Doch anstatt das Gebäude nun nach Ablauf des theoretischen Nutzungszyklus abzureißen und neu zu errichten, wie es oft üblich ist, hat die Gemeinde von Anfang an beschlossen, das bestehende Gebäude zu erhalten und behutsam zu modernisieren. Diese Entscheidung basiert nicht nur auf der soliden Bausubstanz und der optimalen Lage in Ortskernmitte, sondern auch auf dem Bewusstsein unsere gemeinsame Verantwortung gegenüber der Zukunft ernst zu nehmen. Damit geht die Gemeinde Zellerndorf mit gutem Beispiel voran und zeigt damit Vorzüge von Bestandserhaltung und Ortskernaktivierung auf das öffentliche Leben im ländlichen Raum auf.

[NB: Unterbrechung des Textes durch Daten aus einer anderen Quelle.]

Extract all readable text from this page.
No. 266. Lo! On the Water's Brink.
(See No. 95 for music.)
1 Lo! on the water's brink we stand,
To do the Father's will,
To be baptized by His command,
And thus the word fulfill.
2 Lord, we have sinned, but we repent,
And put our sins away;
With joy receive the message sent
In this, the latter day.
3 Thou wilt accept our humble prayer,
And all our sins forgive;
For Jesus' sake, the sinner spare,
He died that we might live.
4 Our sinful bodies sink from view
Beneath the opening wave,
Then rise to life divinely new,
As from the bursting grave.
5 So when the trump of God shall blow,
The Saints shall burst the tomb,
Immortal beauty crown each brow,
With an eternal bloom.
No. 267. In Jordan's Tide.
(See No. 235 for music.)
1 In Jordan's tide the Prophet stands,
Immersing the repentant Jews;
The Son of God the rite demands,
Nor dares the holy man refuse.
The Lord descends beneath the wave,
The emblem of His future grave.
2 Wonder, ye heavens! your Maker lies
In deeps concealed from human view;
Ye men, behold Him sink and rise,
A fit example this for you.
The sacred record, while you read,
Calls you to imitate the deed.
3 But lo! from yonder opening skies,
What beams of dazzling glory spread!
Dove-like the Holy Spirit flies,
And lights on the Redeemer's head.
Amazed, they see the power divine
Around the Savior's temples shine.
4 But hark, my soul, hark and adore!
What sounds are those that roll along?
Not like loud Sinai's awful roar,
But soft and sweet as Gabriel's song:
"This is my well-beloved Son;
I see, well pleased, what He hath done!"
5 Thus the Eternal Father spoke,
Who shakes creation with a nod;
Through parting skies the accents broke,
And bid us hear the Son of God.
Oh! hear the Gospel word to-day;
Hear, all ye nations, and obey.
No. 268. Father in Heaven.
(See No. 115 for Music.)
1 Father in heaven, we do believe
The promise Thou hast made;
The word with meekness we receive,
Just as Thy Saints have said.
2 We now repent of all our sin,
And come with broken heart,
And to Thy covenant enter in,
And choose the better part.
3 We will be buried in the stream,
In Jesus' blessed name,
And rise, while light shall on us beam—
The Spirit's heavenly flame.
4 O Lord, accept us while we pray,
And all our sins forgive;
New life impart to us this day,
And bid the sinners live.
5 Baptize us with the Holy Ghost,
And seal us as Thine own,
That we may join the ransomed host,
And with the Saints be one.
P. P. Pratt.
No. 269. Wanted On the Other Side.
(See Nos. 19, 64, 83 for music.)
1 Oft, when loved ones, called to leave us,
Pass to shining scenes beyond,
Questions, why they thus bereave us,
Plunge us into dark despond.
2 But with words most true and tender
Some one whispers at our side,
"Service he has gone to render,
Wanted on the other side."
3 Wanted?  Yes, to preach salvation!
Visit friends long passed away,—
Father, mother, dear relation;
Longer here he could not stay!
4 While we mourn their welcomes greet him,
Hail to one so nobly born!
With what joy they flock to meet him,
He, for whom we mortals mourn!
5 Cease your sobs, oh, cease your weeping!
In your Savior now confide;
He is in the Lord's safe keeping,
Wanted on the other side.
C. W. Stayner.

Ursprünglich als Parkplatz geplant, wurde der Bereich vor dem Gebäude im Laufe der Jahre zu einem grünen Vorplatz umgestaltet. Doch aufgrund der Nähe zur stark befahrenen Bundesstraße kann er seine freiraumgeprägte Funktion derzeit nicht erfüllen. Durch das Anheben des Platzes auf Erdgeschoßniveau bildet er nun einen geschützten Begegnungsort mit Verweilqualitäten und ermöglicht gleichzeitig einen barrierefreien Zugang für alle.

Ein neuer Anbau öffnet sich als Eingangsgebäude zum Ort hin und spannt gemeinsam mit dem Bestand einen einladenden Innenhof auf. In Zukunft sind alle Mitarbeiter gemeinsam im Erdgeschoß untergebracht, das fördert die Zusammenarbeit, das Gemeinschaftsgefühl und die Servicequalität gegenüber den Bürgern. Sämtliche Behördenwege bis hin zum Bürgermeister und der Postpartnerstelle können damit bequem auf einer Ebene erledigt werden.

Das obere Stockwerk wird der öffentlichen Nutzung zugeführt und über einen neu errichteten Lift erschlossen. Der Sitzungssaal und ein zweiter Workspace stehen der Bevölkerung damit für Veranstaltungen, Vorträge, Yogakurse, Co-Working, Feste oder jegliche andere Nutzung zur Verfügung. Die großen Öffnungen zum Ort hin signalisieren die Benutzbarkeit für die Bürger und zeigen zudem, dass Gemeindepolitik in Zellerndorf nicht hinter verschlossenen Türen, sondern transparent und offen ausgetragen wird.

Doch nicht nur das Bestandsgebäude, auch das Umfeld des Gemeindeamtes wird mit zusätzlichen Funktionen aufgewertet. Der Dorfplatz wird mit Granitsteinen gepflastert und mit ortstypischen Trockenpflanzen begrünt. Neue Laubbäume spenden Schatten und schützen auch die Glasfassade des Gebäudes im Sommer vor Überwärmung. Die Bushaltestelle wird im Baukörper als witterungsgeschützter Wartebereich integriert, ein öffentlicher Trinkbrunnen und E-Bike Ladesäulen ermöglichen einen bequemen Zwischenstopp für Radtouristen. Im Foyer ist künftig eine Selbstbedienungs-Paketstation der Post vorgesehen, die rund um die Uhr zugänglich sein wird. Das Gemeindezentrum nimmt damit seine Funktion als Ortsmittelpunkt wahr und vereint Bürgerservice, Nahversorgung und nachhaltige Mobilität mit einem regen Gemeinschaftsleben.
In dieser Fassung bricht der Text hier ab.